Detecting Latent Structure of Machining Process
After gathering feedback from machinist interviews, the relationship between loads, positions, spindle speeds, and feedrate is often the critical factor to look at. For example, it’s not relevant if speeds, feeds, and load all fall to zero at the same time — this may merely indicate the machine is resting. It’s a problem however if the machine continues to feed the material but loads fall to zero, signifying a deeper issue at hand. Or, if the position of the axes continue on their regular path but there is no more load associated with it, this could mean the tool bit broke off.
It turns out that despite the window measurement error, the relationships largely remain the same across normal part signatures due to the number of observations involved. Over time, normal parts will have similar signatures, though the range of what signatures look like will be larger.
We need to find a meaningful way to measure the correlations or relationships between all these signals and distill them into one or two combined signals, encompassing all feeds, speeds, loads and positions.
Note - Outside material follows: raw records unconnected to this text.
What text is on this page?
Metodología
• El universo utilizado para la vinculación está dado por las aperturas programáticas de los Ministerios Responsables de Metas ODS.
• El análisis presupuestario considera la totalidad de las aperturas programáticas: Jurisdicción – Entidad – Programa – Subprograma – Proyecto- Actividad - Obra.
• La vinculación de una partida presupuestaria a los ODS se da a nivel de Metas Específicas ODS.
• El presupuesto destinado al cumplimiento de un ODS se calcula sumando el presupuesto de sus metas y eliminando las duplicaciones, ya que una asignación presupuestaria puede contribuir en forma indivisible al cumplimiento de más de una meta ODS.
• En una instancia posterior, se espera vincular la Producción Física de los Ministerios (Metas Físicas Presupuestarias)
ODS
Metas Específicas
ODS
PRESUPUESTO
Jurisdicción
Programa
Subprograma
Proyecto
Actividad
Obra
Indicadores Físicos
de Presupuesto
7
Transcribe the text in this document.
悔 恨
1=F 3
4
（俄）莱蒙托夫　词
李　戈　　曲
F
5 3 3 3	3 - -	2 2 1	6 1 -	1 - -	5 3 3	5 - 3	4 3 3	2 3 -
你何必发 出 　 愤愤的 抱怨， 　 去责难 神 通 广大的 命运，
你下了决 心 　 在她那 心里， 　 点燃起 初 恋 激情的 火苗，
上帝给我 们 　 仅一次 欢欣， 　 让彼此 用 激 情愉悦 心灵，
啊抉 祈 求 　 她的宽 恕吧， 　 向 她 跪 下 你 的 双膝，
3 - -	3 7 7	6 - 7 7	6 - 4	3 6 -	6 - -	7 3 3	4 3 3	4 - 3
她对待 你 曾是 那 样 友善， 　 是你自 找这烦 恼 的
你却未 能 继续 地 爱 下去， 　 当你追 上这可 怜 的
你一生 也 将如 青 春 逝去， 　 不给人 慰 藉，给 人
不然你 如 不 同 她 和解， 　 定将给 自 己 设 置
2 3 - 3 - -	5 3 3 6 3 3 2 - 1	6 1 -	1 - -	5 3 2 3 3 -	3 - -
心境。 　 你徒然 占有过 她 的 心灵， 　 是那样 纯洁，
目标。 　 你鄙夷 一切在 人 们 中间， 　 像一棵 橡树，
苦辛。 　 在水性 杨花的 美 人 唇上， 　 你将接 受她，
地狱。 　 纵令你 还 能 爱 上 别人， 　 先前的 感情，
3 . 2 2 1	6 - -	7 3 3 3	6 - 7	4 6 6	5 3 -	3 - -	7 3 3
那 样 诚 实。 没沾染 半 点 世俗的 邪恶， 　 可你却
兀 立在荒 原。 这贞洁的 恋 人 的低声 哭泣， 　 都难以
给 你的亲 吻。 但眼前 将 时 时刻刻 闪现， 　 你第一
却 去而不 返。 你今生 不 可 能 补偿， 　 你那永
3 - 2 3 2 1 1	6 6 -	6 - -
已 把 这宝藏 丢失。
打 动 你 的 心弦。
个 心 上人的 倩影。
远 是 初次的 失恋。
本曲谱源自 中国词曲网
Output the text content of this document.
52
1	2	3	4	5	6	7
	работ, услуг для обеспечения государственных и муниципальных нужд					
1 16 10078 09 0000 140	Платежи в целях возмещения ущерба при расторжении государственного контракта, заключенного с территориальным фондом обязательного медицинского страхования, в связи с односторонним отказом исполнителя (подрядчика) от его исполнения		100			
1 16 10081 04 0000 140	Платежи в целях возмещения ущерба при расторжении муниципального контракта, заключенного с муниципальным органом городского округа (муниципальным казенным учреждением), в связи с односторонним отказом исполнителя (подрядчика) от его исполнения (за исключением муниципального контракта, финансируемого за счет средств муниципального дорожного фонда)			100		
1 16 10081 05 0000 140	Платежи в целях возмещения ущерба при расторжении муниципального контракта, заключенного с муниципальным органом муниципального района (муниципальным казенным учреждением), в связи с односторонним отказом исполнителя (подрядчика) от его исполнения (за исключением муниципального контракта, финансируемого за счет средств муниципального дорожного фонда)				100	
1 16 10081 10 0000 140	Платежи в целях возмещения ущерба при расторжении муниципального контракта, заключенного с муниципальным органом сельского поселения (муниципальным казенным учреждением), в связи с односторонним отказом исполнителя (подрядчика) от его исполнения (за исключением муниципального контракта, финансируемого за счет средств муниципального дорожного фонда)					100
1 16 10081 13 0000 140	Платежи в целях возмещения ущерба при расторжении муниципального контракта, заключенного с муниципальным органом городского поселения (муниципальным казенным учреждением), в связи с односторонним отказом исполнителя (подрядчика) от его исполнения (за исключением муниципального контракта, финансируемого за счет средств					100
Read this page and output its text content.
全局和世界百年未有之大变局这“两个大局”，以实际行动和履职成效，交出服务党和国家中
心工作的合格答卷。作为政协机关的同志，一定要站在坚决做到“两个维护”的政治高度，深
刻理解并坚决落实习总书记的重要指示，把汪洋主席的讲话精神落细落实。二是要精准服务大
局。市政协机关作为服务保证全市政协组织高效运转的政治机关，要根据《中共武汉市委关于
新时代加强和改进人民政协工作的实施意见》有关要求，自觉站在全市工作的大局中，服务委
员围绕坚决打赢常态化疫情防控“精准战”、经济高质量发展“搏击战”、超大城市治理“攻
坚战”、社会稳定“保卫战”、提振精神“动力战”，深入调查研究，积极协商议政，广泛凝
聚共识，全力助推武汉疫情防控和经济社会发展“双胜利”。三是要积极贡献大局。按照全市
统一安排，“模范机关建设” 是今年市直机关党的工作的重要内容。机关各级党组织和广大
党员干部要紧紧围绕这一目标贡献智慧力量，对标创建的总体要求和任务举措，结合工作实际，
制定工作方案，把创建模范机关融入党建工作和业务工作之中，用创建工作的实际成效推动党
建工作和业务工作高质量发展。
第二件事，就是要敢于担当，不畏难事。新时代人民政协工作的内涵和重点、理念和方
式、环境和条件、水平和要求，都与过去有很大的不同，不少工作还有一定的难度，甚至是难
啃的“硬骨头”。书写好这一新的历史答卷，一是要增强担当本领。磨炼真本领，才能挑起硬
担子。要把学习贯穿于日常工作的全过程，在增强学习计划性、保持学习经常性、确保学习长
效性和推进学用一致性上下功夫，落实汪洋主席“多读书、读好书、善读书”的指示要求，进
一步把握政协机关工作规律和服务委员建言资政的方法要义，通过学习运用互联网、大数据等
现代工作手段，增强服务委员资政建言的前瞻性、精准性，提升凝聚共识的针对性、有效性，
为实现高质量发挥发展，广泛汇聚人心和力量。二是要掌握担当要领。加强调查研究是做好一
We look to a method called Principal Components Analysis (PCA) to distill our many signals into two signals that are representative of all of them. PCA takes a multi-dimensional matrix and distills it into its ‘principal components’ by capturing the direction of most variance. For example, if 70% of the variance of your data set can be captured in one dimension, and 95% can be captured in two dimensions, we only lose 5% of the information in our data by eliminating all the other variables. Intuitively, it keeps combinations of the variables that can represent the data the best, and meaning can often be derived from these combined variables as the implied information underpinning your data set.
For example, a dataset may have four variables — Industrial Production, Crime Rate, Consumer Price Index, and an Income Inequality Index for each country. PCA may determine two principal components capture almost all the information, the first being a combination of Industrial Production and Consumer Price Index, basically representing GDP (the implied variable underpinning both), and the second being a combo of Crime Rate and Income Inequality (the implied variable representing something akin to social unrest).
In our case, the multi-dimensional matrix is the collection of all positions, feeds, speeds, and loads (33 variables for this machine). We reduce all these variables into two principal components which capture the important information from the 33 original variables. We are able to identify decouplings of relationships, as the values in the principal signals will be sensitive to when unusual relationships arise between the original 33.
After finding the latent signals, we can plot them and see that there is in fact quite a consistent signal. With this cleaned signal, we can start performing more of the heavy lifting of anomaly detection.